Sheppard leaned towards the DVD player and stopped, staring. "What did you do to this thing?"
"Built it from scratch. I think it used to be an Ancestral medical scanner or something." Rodney impatiently took the DVD and leaned around him.
"It is ... unusual," Teyla said, folding her legs under her on the pier and taking a handful of popcorn.
"So, you two seem to be getting along," Rodney said, a bit resentfully, as he put in the DVD. The sun had just set, and the ocean glowed faintly under a luminous purple sky. On the far side of the channel of water along the pier, the projector's huge, fuzzy images traced out the movie's credits in letters fifteen feet high on the blank side of one of the unused towers. The whales played beneath the projector's beam, water expelled from their blowholes glittering in the reflected light.
"Since Mage Sheppard cannot use most of your people's weapons, I am showing him the introductory martial arts disciplines of my people. He is taking to it very well."
"He can't use weapons?" Rodney fiddled with the focus on the projector; the letters blurred out and then sharpened against the darkening side of the tower. "Why not?"
"Teyla," Sheppard said shortly.
Rodney turned his head in time to see her give him a look of silent apology. Okay, those two were getting along way too well. "Your people's customs are very strange," Teyla said, and reached for another handful of popcorn.
Sheppard cleared his throat. "So. That Dex guy ... can he actually fly with those wings? And where'd he get them?"
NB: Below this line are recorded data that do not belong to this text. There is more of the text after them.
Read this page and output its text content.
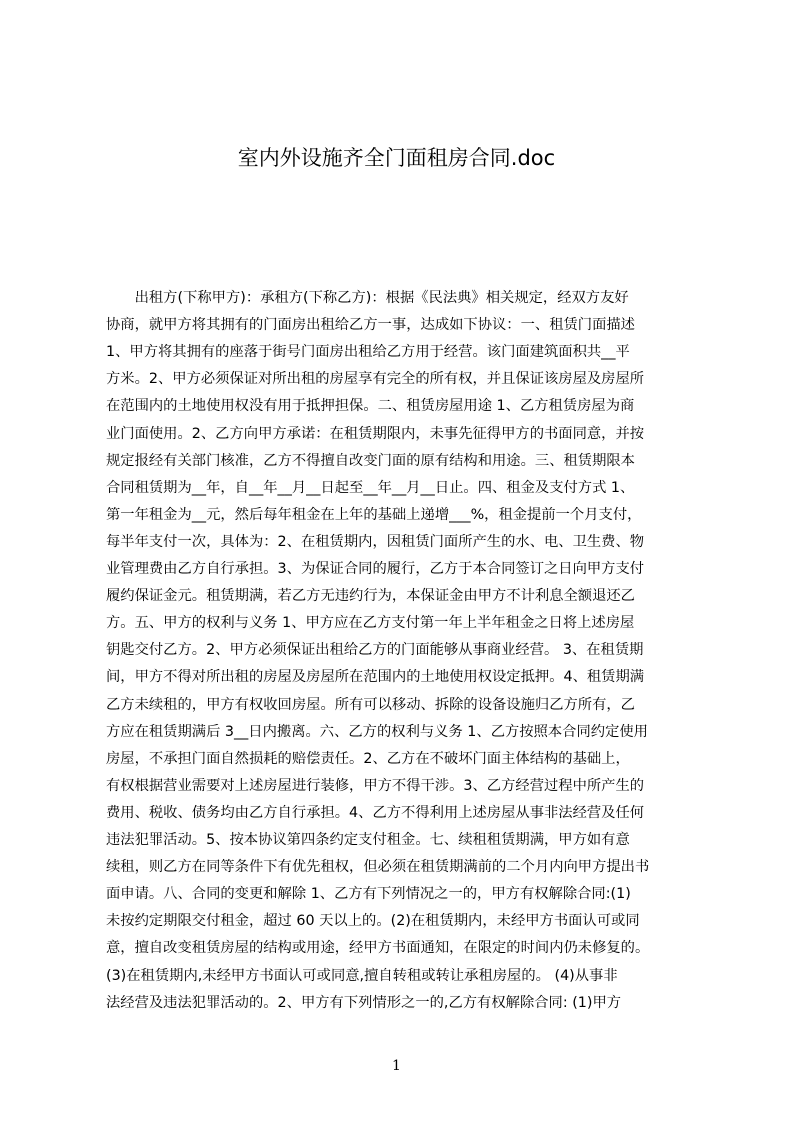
室内外设施齐全门面租房合同.doc
　　出租方(下称甲方)：承租方(下称乙方)：根据《民法典》相关规定，经双方友好
协商，就甲方将其拥有的门面房出租给乙方一事，达成如下协议：一、租赁门面描述
1、甲方将其拥有的座落于街号门面房出租给乙方用于经营。该门面建筑面积共__平
方米。2、甲方必须保证对所出租的房屋享有完全的所有权，并且保证该房屋及房屋所
在范围内的土地使用权没有用于抵押担保。二、租赁房屋用途 1、乙方租赁房屋为商
业门面使用。2、乙方向甲方承诺：在租赁期限内，未事先征得甲方的书面同意，并按
规定报经有关部门核准，乙方不得擅自改变门面的原有结构和用途。三、租赁期限本
合同租赁期为__年，自__年__月__日起至__年__月__日止。四、租金及支付方式 1、
第一年租金为__元，然后每年租金在上年的基础上递增___%，租金提前一个月支付，
每半年支付一次，具体为：2、在租赁期内，因租赁门面所产生的水、电、卫生费、物
业管理费由乙方自行承担。3、为保证合同的履行，乙方于本合同签订之日向甲方支付
履约保证金元。租赁期满，若乙方无违约行为，本保证金由甲方不计利息全额退还乙
方。五、甲方的权利与义务 1、甲方应在乙方支付第一年上半年租金之日将上述房屋
钥匙交付乙方。2、甲方必须保证出租给乙方的门面能够从事商业经营。 3、在租赁期
间，甲方不得对所出租的房屋及房屋所在范围内的土地使用权设定抵押。4、租赁期满
乙方未续租的，甲方有权收回房屋。所有可以移动、拆除的设备设施归乙方所有，乙
方应在租赁期满后 3__日内搬离。六、乙方的权利与义务 1、乙方按照本合同约定使用
房屋，不承担门面自然损耗的赔偿责任。2、乙方在不破坏门面主体结构的基础上，
有权根据营业需要对上述房屋进行装修，甲方不得干涉。3、乙方经营过程中所产生的
费用、税收、债务均由乙方自行承担。4、乙方不得利用上述房屋从事非法经营及任何
违法犯罪活动。5、按本协议第四条约定支付租金。七、续租租赁期满，甲方如有意
续租，则乙方在同等条件下有优先租权，但必须在租赁期满前的二个月内向甲方提出书
面申请。八、合同的变更和解除 1、乙方有下列情况之一的，甲方有权解除合同:(1)
未按约定期限交付租金，超过 60 天以上的。(2)在租赁期内，未经甲方书面认可或同
意，擅自改变租赁房屋的结构或用途，经甲方书面通知，在限定的时间内仍未修复的。
(3)在租赁期内,未经甲方书面认可或同意,擅自转租或转让承租房屋的。 (4)从事非
法经营及违法犯罪活动的。2、甲方有下列情形之一的,乙方有权解除合同: (1)甲方
1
"He's Satedan," Rodney said absently as he tinkered with the projector's color settings, then remembered that Sheppard was from Earth. "They all have wings. Used to have, I mean."
Sheppard looked delighted. "I love this galaxy."
"And yes," Teyla said, "Ronon can fly. But I do not think he would appreciate being discussed behind his back in this manner."
"Well, if he doesn't like it, then he should be here," Rodney retorted.
"Perhaps I will invite him the next time, then."
"What?" Life was so much simpler when all he had to worry about was the whales.